Peut-être la protection nouvelle accordée aura tout de même le mérite d’aborder une visée dissuasive et préventive afin de calmer les ardeurs de certains.
Par ailleurs, la question de l’effacement des données sur le net pose également problème. La forme dématérialisée des contenus permet leur reproduction à l’infini. Ainsi, bien qu’une décision judiciaire ordonne la suppression d’un contenu précis, cette décision ne vaut que pour ce contenu en particulier. Certes, l’hébergeur devra le retirer, mais rien n’empêchera de diffuser à nouveau la même image ou vidéo sur d’autres sites hébergeurs, en masse.
Cette difficulté se couple au nombre incalculable de sites internet existants. Il est impossible de vérifier par soi-même le nombre de reproduction faite sur l’intégralité des sites disponibles. L’efficacité du retrait parait donc limitée : une sorte de remake 2.0 du mythe de Sisyphe.
Dernièrement, un jugement rendu par le Tribunal de Grande Instance de Bobigny⁹ a, pour la première fois, alloué des dommages et intérêts en matière de revenge porn, se fondant sur l’article 9 du code civil (droit au respect de la vie privée). En cause, une relation extra-conjugale où la maitresse de l’amant envoyait à lui, sa femme et sa sœur des photos de l’homme le dévoilant dans sa plus stricte intimité. Ici, la victime réclamait le versement de dommages et intérêts au titre de son préjudice moral, ainsi que le retrait des images litigieuses. L’homme invoquait notamment son droit à l’image pour justifier son préjudice. Le tribunal a fait droit à sa demande en soulignant qu’aucune preuve ne permettait de déduire son consentement à la diffusion des images en question. Ainsi, le principe général en matière de revanche pornographique se situe bien sur le terrain du droit à l’image.

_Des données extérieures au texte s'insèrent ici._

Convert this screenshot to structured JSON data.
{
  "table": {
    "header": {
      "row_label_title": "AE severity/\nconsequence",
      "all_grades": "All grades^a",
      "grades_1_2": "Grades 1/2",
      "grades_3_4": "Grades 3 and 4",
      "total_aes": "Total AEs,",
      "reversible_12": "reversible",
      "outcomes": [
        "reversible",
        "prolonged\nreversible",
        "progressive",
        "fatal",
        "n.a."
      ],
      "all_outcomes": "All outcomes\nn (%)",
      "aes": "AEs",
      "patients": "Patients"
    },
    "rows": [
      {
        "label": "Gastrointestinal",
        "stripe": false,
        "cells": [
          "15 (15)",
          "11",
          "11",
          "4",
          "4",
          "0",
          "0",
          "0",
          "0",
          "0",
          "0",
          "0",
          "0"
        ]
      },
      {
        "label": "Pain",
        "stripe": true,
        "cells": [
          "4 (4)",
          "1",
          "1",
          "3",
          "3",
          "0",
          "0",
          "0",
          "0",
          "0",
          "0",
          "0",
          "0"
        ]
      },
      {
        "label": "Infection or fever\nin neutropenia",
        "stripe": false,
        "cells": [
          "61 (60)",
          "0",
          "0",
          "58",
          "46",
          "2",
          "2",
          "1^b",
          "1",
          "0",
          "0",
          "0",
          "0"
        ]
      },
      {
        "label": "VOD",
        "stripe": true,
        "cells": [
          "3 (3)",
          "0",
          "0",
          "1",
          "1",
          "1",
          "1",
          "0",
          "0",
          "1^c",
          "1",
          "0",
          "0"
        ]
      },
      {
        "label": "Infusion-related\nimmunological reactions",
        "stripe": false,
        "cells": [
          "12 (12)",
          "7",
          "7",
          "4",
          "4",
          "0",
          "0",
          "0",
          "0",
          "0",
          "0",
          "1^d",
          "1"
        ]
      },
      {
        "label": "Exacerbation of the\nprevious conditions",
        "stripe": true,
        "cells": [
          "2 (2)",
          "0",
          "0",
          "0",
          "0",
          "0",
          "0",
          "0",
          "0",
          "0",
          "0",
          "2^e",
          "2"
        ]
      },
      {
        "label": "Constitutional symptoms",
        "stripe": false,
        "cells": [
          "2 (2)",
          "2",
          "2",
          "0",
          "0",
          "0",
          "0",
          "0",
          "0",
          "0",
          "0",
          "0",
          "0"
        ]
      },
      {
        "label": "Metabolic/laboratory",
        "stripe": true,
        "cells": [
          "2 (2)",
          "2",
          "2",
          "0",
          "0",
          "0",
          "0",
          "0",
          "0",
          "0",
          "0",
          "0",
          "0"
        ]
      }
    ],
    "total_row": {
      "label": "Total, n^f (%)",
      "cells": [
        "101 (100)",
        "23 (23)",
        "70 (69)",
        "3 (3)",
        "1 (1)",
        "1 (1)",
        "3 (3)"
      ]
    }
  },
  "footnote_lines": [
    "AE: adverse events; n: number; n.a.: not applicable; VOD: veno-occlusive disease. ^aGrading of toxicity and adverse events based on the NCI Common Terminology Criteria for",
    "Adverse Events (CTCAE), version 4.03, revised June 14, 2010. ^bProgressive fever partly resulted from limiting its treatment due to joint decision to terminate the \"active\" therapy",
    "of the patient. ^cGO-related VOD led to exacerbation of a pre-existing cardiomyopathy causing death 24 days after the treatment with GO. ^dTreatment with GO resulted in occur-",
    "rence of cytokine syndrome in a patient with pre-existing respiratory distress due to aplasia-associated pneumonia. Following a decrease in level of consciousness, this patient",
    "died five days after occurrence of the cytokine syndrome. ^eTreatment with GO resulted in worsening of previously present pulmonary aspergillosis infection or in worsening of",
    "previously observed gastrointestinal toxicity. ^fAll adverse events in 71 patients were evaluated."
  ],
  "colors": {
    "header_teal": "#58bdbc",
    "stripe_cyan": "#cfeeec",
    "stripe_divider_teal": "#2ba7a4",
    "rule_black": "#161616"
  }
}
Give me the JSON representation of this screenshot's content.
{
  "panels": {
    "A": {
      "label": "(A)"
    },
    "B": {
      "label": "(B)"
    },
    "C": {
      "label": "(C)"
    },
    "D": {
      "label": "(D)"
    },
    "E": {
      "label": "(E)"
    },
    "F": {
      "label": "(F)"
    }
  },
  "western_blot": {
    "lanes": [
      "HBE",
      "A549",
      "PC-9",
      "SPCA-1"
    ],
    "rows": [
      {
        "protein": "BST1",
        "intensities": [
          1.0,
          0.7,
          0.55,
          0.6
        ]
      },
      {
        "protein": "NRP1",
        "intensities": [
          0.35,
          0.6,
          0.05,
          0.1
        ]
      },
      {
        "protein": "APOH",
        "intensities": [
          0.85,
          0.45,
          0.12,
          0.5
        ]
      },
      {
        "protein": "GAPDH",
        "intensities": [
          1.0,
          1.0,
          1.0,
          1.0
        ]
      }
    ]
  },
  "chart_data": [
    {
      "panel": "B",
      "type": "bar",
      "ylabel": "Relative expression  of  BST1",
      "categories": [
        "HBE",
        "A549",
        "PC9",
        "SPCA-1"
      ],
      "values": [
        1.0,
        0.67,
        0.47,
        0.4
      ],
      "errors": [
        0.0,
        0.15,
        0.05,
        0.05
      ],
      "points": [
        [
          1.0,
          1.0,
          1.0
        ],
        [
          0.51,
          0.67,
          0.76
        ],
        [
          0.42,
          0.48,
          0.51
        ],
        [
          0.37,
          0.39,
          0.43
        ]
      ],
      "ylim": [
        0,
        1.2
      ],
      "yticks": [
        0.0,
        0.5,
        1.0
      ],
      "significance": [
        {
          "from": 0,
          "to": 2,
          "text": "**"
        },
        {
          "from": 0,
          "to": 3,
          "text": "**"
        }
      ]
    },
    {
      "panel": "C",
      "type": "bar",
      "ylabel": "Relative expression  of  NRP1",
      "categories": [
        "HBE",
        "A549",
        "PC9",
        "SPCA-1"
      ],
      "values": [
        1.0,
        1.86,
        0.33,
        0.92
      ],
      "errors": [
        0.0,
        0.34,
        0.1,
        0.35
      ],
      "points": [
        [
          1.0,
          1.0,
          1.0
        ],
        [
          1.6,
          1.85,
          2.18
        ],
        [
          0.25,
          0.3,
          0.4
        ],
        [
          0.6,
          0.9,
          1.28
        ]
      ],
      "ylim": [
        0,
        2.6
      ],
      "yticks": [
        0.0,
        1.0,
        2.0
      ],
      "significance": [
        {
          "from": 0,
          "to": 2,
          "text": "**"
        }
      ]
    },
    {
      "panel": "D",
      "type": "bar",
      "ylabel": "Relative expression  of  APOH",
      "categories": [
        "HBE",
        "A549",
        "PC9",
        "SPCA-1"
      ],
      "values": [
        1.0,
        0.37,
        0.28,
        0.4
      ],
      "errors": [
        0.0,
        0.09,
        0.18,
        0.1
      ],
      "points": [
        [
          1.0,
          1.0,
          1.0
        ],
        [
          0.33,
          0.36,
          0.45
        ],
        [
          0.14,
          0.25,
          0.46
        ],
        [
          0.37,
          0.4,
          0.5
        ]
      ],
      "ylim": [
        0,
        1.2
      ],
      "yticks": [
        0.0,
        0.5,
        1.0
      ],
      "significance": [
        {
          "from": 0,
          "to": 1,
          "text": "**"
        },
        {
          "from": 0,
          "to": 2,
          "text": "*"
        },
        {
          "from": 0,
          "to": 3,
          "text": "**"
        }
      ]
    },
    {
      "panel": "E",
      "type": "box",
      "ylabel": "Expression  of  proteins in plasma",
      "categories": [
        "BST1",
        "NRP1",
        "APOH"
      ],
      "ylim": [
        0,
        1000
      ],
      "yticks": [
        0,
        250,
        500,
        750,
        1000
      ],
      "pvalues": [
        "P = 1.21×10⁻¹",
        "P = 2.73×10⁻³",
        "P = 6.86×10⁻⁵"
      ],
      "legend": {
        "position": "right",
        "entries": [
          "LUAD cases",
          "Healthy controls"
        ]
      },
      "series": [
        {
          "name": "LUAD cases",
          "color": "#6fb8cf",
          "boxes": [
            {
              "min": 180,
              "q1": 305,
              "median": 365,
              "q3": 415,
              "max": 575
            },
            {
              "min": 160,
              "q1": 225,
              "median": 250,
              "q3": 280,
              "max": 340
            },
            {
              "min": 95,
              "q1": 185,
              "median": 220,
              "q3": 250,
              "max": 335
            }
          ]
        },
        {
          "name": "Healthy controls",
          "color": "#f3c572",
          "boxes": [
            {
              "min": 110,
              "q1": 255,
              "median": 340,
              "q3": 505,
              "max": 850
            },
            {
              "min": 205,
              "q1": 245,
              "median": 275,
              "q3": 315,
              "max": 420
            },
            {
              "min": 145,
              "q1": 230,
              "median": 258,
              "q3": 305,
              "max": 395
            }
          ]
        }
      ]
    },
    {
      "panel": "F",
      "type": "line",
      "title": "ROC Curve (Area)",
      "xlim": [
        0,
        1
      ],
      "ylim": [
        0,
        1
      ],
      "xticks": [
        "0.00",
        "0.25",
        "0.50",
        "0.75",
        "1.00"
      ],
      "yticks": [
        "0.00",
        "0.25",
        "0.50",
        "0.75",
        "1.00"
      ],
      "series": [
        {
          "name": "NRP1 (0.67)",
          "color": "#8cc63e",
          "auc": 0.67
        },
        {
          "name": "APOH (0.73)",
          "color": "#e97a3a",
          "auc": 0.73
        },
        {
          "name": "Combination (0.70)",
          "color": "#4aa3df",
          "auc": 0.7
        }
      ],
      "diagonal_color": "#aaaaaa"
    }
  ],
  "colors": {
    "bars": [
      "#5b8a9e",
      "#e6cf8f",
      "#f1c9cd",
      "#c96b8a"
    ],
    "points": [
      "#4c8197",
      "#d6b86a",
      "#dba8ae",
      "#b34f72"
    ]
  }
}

Si le revenge porn ne tue pas, il est certainement nuisible. Prudence est mère de sûreté : certains souvenirs méritent peut-être de ne pas être immortalisés.
Philippine MILLET
[1] S. Prévost, « Couvrez ce cliché que je ne saurais voir », Dalloz IP/IT 2019, p. 62.
[2] Crim. 16 mars 2016, n° 15-82.676, Dalloz IP/IT 2016. 321.
[3] G. Desgens-Pasanau, « Le « revenge porn » n’est pas (toujours) une infraction pénale », Dalloz IP/IT 2016. 321.
[4] M. Sigot, « Le revenge porn », Dalloz IP/IT 2018 p.342.
[5] CJUE 13 mai 2014, aff. C-131/12, Google Spain c/ Agencia Española de Protección de Datos, AJDA 2014. 1147, chron. M. Aubert, E. Broussy et H. Cassagnabère.
[6] Sénat, Compte rendu analytique officiel du 29 avr. 2016, art. 33 quater, p. 36
[7] M. Sigot, « Le revenge porn », Dalloz IP/IT 2018 p.342.
[8] A. Serinet, « L’instauration d’une répression des atteintes à l’intimité sexuelle par la loi pour une République numérique », D. 2016. 171.